Le profilage des données, technique permettant le traitement des données personnelles de manière automatisée, représente un véritable enjeu stratégique pour les organismes privés ou publics et les entreprises dont le résultat en dépend. Depuis le 25 mai 2018 et l’entrée en vigueur du nouveau Règlement européen général sur la protection des données, le RGPD, les règles concernant le traitement des données personnelles ont été profondément modifiées. Le profilage fait donc désormais l’objet d’un strict encadrement qu’il convient de respecter sous peine d’importantes sanctions financières.

Le profilage tel que le défini le RGPD

Le profilage permet à une entreprise, grâce aux informations collectées en amont, de proposer aux consommateurs un contenu pertinent en fonction de son profil. Cette notion de profilage est désormais strictement encadrée par l’article 4 du Règlement européen général sur la protection des données, qui défini le profilage comme une «forme de traitement automatisé de données à caractère personnel consistant à utiliser ces données à caractère personnel pour évaluer certains aspects personnels relatifs à une personne physique, notamment pour analyser ou prédire des éléments concernant le rendement au travail, la situation économique, la santé, les préférences personnelles, les intérêts, la fiabilité, le comportement, la localisation ou les déplacements de cette personne physique ».

Le profilage tel que le défini le RGPD regroupe donc de nombreuses activités exploitées par des domaines variés, par exemple la détection de fraudes ou bien le marketing comportemental.

Le profilage encadré par le RGPD

Le profilage encadré par le RGPD doit désormais être assorti de mesures adéquates afin d’informer spécifiquement la personne concernée. Le profilage automatisé tel que l’entend le RGPD doit également prévoir une intervention humaine permettant à la personne d’exprimer son point de vue et d’obtenir une explication suite aux décisions prises à l’issue de ce type d’évaluation, et le cas échéant de pouvoir les contester.

En outre, le profilage, désormais encadré par le RGPD, n’est pas autorisé en matière de traitement des données sensibles, telles que celles relatives à la race, les opinions politiques ou religieuses ou encore la santé et l’orientation sexuelle. Une cartographie des données apparaît donc comme indispensable, afin d’analyser les informations demandées et d’en exclure celles dites “sensibles”. Des logiciels, comme ceux présentés sur le site https://donnees-rgpd.fr/, se révèlent particulièrement efficaces en la matière. Certaines offres de service permettent en effet d’analyser l’ensemble des données collectées par une entreprise et d’accompagner cette dernière dans son processus de mise en conformité avec le RGPD.

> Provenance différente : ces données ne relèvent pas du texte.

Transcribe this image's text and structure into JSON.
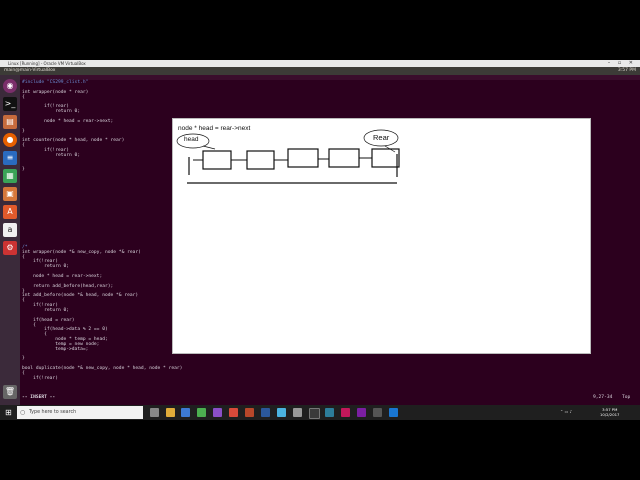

Pour finir, la personne concernée par le profilage doit être clairement informée de l’existence d’une prise de décision automatisée. L’article 22 du RGPD prévoit également que le responsable du traitement des informations recueillies de manière automatisée soit en mesure d’expliquer la logique de l’algorithme à la personne, ainsi que les conséquences potentielles des résultats la concernant.